The proposed shape basis network consists of several fully connected layers. Instead of regressing the refined coordinates, the network is trained to regress the coefficients \(\mathbf {x}\) associated with the shape-based dictionary \(\mathbf {D}\). The learning problem is formulated as a regression model and the loss function is defined as:

$$\begin{aligned} loss_{shape} = \sum _{i}||\mathbf {D}\mathbf {x}_i-\mathbf {y}_i||_2^2 + \lambda ||\mathbf {x_i}||_1 \end{aligned}$$

\(\mathbf {x}_i\) and \(\mathbf {y}_i\) denote the coefficient vector and ground truth coordinate vector of ith training sample. \(\lambda \) is the \(\ell _1\) norm coefficient to leverage the sparsity and residual. Intuitively, the shape-based neural network is learned to find out the best linear combination in the dictionary to refine the coordinates. In our case, we focus on the refinement of vertical coordinates. The input of shape basis network is obtained directly from the output of ConvLSTM using a non-trainable fully connected layer. The layer has uniform weights and no bias term, and it generates the correct coordinates when the response is clear. Such setting enables the end-to-end scheme for fast inference instead of solving the loss function directly.

3 Experiments

First, we evaluate the proposed method on database introduced in [2] which consists of 302 CT scans with various types of lesions. The dataset has some cases with unusual appearance, such as abnormal spinal structure and bright visual artifacts due to metal implants by post-operative procedures. Furthermore, the FOV of each CT image varies greatly in terms of vertical cropping, image noise and physical resolution [1]. Most cases contain only part of the entire spine. The overall spinal structure can be seen only in a few examples. Large changes in lesions and limited FOV increase the complexity of the appearance of the vertebrae. It is difficult to accurately localize and identify the spinal column. The ground truth is marked on the center of gravity of each vertebra and annotated by the clinical experts. In previous work [1, 3, 4], two different settings have been conducted on this database: the first one uses 112 images as training and other 112 images as testing. The second one takes all data in first setting plus extra 18 images as the training data (overall 242 training images), and 60 unseen images are used as the testing data. For fair comparison, we follow the same configuration, which are referred as Set 1 and Set 2 respectively, in the experiments.

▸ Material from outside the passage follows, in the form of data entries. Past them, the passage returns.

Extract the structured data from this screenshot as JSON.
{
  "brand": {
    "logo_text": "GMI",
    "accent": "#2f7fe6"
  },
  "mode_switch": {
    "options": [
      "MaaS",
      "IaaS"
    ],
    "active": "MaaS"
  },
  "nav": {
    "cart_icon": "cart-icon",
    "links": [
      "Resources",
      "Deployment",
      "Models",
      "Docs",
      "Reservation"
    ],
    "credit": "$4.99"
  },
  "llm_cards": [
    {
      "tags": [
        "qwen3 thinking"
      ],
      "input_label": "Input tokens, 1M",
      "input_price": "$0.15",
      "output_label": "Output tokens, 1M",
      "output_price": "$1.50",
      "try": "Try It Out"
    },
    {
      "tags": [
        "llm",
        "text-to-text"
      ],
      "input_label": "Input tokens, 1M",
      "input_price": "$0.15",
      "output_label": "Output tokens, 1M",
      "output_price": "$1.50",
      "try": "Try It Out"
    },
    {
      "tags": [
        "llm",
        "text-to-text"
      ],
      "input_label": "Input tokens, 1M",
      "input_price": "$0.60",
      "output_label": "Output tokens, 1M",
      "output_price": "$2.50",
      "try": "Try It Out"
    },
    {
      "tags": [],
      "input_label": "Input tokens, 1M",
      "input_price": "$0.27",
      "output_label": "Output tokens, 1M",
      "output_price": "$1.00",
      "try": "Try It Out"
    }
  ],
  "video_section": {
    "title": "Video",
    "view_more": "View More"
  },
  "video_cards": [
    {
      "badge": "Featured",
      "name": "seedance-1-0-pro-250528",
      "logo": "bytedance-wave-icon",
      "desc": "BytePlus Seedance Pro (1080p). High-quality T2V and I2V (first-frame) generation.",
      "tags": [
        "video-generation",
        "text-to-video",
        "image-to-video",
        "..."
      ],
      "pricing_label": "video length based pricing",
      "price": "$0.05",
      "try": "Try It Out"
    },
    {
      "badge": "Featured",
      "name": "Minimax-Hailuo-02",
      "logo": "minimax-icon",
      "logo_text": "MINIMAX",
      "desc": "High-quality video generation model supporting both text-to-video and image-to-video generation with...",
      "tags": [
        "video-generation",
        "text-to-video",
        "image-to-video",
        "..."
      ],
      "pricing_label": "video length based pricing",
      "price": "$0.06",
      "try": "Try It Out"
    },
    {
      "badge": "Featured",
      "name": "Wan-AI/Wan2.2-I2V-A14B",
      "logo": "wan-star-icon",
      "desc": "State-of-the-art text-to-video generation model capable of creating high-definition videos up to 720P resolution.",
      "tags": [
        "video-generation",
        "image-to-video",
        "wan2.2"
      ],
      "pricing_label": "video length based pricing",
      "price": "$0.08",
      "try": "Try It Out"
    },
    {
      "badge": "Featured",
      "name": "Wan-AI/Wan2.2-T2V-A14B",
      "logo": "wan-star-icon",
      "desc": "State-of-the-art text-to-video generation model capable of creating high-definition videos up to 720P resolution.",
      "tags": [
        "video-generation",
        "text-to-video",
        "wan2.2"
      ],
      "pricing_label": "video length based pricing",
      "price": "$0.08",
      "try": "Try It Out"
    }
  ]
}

Table 1 compares our result with the numerical results reported in previous methods [2,3,4] in terms of the Euclidean distance error (mm) and identification rate (Id.Rates) defined by [1]. The average mean errors of these two databases are 10.6 mm and 8.7 mm, respectively, and the identification rates are 78% and 85%, respectively. Overall, the proposed method is superior to the state-of-the-art methods on the same database with respect to mean error and identification rate.

Table 1. Comparison of localization errors in mm and identification rates among different methods. Our method is trained and tested using default data setting in “Set 1” and “Set 2”, while “+1000” indicates training with additional 1000 labeled spine data and evaluated on the same testing data.

We collect additional 1000 CT volumes and train the proposed DI2IN from scratch to verify whether training a neural network with more labeled data will improve its performance. This data set covers large visual changes of the spinal column (e.g. age, abnormality, FOV, contrast etc.). We evaluated on the same database and reported the results in Table 1 (shown as “Our method + 1000 training data”). As can be seen, adding more training data will greatly improve the performance of the proposed method, verifying that a large amount of labeled data will effectively boost the power of DI2IN.

4 Conclusion

In this paper, we presented an accurate and automatic method for human vertebrae localization and identification in 3D CT volumes. Our approach outperformed other state-of-the-art methods of spine detection and labeling in terms of localization mean error and identification rate.